Concordato di fontainebleau

Titolo fuorviante dato a un tentativo di accordo nel 1813 tra papa pio vii e napoleone i. Questi due uomini avevano concluso il concordato francese del 1801 a cui Napoleone aveva allegato gli articoli organici. Quando Napoleone tornò dalla Russia (dicembre 1812), volle concordare con il carcerato Pio VII un nuovo patto che incorporasse l’adesione al gallicanismo, la designazione dei due terzi dei cardinali da parte dei sovrani cattolici, il disconoscimento dei “neri” cardinali, l’istituzione della residenza papale a Parigi e l’istituzione dei vescovi da parte dei metropoliti. Quando i negoziati condotti da Duvoisin si rivelarono inconcludenti, l’imperatore si recò a Fontainebleau, a 35 miglia da Parigi, per vincere la resistenza del papa (19 gennaio 1813). Contrariamente ad alcuni racconti, Napoleone non mise in scena scene violente. Dopo cinque giorni di discussioni, il 25 gennaio riuscì a far sottoscrivere al papa esausto dieci articoli, che dovevano essere tenuti segreti e dovevano servire come base per un accordo definitivo.

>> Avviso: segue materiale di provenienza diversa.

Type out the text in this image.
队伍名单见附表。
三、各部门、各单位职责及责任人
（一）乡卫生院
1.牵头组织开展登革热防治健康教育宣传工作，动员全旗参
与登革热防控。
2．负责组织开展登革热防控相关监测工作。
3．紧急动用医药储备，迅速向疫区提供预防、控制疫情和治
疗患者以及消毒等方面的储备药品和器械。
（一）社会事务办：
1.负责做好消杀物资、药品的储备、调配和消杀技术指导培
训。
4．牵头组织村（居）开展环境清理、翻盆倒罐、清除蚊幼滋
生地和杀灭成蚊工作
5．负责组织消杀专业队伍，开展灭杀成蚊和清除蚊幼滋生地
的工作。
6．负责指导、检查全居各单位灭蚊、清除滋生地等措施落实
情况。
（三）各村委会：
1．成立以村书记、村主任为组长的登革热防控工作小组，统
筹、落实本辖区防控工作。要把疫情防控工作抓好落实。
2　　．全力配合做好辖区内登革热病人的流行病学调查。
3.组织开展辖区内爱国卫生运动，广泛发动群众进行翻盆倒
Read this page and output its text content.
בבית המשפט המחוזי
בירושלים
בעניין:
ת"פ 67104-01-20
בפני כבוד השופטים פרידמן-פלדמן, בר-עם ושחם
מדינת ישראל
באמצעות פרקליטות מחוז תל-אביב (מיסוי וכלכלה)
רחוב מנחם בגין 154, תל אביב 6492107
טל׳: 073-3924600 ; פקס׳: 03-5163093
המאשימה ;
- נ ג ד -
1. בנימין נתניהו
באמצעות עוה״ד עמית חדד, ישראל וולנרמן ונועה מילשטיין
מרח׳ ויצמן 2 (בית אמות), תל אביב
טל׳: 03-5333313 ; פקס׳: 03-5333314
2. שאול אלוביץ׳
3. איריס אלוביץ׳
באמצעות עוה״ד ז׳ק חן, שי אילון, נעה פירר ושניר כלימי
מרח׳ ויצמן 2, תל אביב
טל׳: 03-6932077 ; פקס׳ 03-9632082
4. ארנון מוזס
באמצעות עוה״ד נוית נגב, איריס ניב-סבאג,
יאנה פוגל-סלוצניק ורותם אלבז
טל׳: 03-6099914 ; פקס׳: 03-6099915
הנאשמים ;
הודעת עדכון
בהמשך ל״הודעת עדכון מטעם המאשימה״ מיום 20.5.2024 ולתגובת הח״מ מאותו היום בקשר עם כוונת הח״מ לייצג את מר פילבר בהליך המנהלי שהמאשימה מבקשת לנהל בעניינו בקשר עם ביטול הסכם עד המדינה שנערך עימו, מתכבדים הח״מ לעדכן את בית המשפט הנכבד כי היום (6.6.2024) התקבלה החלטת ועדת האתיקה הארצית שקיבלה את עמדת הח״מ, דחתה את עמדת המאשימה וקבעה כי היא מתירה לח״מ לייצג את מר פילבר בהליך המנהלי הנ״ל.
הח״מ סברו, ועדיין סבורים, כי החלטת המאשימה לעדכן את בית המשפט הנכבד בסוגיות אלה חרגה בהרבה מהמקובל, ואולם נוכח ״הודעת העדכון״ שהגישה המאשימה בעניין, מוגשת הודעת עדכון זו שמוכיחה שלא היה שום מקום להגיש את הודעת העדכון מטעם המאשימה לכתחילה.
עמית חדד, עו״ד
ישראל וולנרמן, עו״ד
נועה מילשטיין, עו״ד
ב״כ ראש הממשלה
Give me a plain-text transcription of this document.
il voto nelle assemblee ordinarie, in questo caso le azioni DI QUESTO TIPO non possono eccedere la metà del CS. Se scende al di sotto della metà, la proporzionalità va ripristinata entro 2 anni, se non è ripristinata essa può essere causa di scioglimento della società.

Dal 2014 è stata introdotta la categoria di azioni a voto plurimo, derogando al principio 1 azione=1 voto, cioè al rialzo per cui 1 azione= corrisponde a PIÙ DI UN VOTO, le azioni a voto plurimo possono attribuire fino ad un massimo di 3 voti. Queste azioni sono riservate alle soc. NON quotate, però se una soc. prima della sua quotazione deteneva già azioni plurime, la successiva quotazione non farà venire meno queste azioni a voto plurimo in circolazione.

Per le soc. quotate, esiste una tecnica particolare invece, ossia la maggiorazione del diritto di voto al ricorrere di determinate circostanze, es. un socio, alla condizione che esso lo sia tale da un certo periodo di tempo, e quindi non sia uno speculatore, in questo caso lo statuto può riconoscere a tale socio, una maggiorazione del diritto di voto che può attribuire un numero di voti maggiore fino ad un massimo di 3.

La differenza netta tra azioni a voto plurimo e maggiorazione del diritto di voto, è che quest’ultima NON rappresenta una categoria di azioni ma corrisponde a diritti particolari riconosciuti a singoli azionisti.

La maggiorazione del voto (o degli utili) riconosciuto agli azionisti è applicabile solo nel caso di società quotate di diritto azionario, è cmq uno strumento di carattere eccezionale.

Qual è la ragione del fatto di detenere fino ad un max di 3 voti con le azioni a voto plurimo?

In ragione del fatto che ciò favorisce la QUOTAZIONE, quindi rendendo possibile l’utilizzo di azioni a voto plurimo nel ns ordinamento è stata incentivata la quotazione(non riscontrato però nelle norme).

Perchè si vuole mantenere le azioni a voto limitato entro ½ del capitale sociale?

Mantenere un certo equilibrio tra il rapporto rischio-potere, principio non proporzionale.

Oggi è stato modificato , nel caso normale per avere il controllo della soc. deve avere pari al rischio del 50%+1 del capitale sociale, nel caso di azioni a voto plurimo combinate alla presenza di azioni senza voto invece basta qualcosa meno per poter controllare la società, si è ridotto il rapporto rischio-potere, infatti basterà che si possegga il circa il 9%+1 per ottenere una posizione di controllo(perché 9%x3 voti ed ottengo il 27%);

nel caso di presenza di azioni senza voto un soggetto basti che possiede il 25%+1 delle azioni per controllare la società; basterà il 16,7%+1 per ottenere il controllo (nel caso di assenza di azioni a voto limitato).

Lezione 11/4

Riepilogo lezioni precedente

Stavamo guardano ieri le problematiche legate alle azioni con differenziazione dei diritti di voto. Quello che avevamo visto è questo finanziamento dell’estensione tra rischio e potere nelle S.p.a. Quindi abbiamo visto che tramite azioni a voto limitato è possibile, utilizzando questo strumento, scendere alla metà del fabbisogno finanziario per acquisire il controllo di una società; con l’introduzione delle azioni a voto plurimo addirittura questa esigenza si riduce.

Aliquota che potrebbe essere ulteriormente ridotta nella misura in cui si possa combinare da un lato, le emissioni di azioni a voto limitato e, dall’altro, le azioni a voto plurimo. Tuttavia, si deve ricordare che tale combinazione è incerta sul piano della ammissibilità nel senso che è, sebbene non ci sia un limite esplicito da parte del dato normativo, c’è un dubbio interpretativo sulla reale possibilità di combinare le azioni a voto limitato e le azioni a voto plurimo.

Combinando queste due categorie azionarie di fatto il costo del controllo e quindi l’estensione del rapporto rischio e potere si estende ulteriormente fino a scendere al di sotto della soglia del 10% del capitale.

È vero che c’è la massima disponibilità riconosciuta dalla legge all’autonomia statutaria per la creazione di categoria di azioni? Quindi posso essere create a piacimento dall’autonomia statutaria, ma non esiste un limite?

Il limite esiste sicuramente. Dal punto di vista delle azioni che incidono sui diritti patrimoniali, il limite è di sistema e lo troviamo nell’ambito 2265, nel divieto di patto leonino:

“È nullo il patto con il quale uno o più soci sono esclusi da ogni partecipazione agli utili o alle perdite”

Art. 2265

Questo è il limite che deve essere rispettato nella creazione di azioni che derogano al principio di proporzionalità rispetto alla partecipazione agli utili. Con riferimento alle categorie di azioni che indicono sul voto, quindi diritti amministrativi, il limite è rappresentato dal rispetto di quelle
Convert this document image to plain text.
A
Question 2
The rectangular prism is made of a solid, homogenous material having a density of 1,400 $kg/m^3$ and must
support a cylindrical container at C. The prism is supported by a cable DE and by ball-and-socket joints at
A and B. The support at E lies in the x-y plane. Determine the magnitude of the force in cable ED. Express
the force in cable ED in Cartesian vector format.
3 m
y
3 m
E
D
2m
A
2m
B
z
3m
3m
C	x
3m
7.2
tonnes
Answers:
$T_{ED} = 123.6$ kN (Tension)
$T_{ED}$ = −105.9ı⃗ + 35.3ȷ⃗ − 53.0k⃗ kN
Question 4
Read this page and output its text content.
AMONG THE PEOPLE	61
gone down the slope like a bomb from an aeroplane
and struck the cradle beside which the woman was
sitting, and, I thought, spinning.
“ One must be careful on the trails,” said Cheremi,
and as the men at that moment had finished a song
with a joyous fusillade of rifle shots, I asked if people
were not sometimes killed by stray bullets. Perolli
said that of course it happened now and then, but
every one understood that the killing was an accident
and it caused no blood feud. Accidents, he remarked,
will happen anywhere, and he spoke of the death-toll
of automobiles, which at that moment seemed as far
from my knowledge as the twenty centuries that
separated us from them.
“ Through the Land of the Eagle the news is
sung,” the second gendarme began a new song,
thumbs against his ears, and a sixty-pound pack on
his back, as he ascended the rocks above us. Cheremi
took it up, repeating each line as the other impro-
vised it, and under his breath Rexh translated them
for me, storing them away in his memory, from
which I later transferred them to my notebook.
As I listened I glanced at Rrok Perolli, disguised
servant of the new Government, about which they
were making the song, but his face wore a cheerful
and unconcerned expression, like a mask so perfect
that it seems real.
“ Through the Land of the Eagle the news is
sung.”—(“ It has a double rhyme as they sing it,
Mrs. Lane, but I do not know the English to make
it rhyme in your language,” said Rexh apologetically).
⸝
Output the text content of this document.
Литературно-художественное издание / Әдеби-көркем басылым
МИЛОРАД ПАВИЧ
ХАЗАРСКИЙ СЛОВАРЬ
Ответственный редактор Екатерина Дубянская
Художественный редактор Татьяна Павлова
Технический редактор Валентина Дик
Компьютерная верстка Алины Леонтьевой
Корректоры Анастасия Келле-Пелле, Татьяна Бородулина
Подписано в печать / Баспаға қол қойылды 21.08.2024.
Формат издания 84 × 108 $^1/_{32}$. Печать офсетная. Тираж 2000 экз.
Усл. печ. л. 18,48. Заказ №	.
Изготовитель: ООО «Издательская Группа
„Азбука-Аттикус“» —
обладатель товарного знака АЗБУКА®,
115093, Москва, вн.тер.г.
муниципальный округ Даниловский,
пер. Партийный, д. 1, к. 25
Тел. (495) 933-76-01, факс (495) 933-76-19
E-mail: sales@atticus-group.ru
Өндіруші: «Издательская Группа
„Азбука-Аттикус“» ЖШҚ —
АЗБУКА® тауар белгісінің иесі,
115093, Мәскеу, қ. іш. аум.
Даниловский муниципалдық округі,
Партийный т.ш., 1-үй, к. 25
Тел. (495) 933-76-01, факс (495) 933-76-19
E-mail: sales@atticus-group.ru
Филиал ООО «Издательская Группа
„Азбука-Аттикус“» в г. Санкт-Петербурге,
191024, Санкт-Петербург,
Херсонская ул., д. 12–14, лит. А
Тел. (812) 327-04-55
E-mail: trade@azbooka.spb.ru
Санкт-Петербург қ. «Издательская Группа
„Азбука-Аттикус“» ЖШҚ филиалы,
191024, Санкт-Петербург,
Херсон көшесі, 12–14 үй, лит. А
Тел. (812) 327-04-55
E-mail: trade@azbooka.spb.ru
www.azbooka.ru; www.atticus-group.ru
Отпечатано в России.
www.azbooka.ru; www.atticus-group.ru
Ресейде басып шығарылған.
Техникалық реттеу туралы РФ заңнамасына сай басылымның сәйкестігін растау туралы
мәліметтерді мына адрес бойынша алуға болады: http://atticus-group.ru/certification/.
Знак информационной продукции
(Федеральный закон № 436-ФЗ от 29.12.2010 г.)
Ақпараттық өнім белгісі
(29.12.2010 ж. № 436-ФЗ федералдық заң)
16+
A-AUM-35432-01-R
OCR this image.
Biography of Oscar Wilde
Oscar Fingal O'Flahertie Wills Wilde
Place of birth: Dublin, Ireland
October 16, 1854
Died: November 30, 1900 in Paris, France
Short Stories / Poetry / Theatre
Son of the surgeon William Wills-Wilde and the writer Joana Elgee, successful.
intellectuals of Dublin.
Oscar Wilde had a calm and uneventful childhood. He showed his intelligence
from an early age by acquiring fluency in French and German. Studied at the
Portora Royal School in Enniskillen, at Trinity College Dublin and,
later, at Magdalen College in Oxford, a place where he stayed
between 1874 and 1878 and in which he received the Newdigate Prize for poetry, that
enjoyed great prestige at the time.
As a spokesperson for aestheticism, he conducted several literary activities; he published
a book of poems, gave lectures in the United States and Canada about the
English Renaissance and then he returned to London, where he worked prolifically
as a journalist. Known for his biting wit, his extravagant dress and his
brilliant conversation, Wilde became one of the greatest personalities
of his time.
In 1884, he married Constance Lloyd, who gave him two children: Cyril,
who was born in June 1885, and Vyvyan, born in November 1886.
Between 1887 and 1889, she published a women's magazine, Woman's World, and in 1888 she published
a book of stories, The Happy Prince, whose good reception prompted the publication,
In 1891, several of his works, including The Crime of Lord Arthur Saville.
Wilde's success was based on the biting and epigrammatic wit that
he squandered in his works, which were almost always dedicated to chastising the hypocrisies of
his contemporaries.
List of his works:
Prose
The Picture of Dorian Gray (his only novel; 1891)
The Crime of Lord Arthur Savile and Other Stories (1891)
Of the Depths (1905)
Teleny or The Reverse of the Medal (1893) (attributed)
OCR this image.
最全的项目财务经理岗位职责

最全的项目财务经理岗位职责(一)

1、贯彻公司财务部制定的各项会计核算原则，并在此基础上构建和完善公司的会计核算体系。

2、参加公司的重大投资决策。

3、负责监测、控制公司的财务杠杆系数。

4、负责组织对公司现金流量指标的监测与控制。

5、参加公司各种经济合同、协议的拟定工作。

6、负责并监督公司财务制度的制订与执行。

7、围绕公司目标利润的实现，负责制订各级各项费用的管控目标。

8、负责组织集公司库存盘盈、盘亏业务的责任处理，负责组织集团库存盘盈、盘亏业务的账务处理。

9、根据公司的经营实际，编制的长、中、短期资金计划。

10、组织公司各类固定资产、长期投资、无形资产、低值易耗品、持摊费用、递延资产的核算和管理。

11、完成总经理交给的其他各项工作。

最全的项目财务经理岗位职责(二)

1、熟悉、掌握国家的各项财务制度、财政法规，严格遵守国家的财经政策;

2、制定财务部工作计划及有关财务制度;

Secondo questo accordo preliminare, il papa eserciterebbe il suo ufficio in Francia e nel regno d’Italia allo stesso modo dei suoi predecessori; manterrebbe anche la rappresentanza diplomatica. I suoi agenti avrebbero amministrato quei domini papali che non erano stati alienati. Per compensare i beni alienati, il papa riceverebbe due milioni di franchi. Si accorderebbe con l’istituzione canonica dei vescovi appena nominati entro sei mesi, altrimenti il ​​metropolita lo fornirà. Il papa avrebbe avuto il diritto esclusivo di nominare alle sei sedi suburbicarie e alle sedi titolari. Agirà di concerto con l’imperatore per ridurre il numero delle diocesi in Toscana, Genova, Olanda e nei dipartimenti anseatici. L’imperatore promise di restituire alle sue grazie quei cardinali e prelati che lo avevano scontento. Infine, la Congregazione per la Propagazione della Fede, il Sacro Penitenziario e l’archivio papale sarebbero stati ristabiliti “nel luogo dove ha soggiornato il Santo Padre”.

Questi dieci articoli indicavano che Napoleone aveva ritirato alcune delle sue prime pretese ma aveva ottenuto l’istituzione canonica dei vescovi da parte dei metropoliti, la concessione che desiderava di più. Anche se questo doveva essere solo un accordo segreto e preliminare, Napoleone lo pubblicò come un nuovo concordato concluso con Pio VII. Contrariamente alle affermazioni di Bartolomeo Pacca nelle sue memorie, i cardinali “neri” tornati in Francia non furono i responsabili del disconoscimento da parte del papa delle sue concessioni. Recentemente tra le carte della Pacca è stata ritrovata una dichiarazione con la grafia del papa che attesta che il 28 gennaio Pio VII insistette affinché gli articoli del 25 gennaio venissero messi da parte, abrogati e annullati. In questo momento il papa decise di attendere il ritorno dei suoi cardinali per consultarli, non sulla revoca di questo atto, ma sulla procedura migliore da seguire per rendere meno gravi le conseguenze del suo disconoscimento. Dopo aver deliberato con i cardinali, il 24 marzo Pio VII inviò a Napoleone una lettera in cui ritraeva quanto aveva ammesso, ma aggiungeva che era disposto a fare sistemazioni su altre basi in conformità con il suo dovere. Napoleone ordinò che questa lettera fosse mantenuta segreta e proclamò il Concordato di Fontainebleau come legge dell’impero. La caduta di Napoleone ha impedito che il cosiddetto concordato venisse mai applicato.

Bibliografia: a. mercati, Raccolta di Concordati … (Roma 1954) 1: 579–585, ha il testo del concordato. l. pasztor, “Per la storia del Concordato di Fontainebleau, ” Chiesa e stato nell’ottocento: Miscellanea in onore di P. Pirri, ed. r. Aubert et al., 2 v. (Padova 1962) 2: 597–606. j. leflon, The Revolutionary Crisis, 1789–1846 (Storia della chiesa dalle origini ai giorni nostri 20; 1949). un. Latreille, La Chiesa cattolica e la rivoluzione francese, 2 v. (Parigi 1946–50) v.2. p. fÉret, Francia e Santa Sede sotto il Primo Impero, la Restaurazione e la Monarchia di luglio, 2 v. (Parigi 1911) v. 1.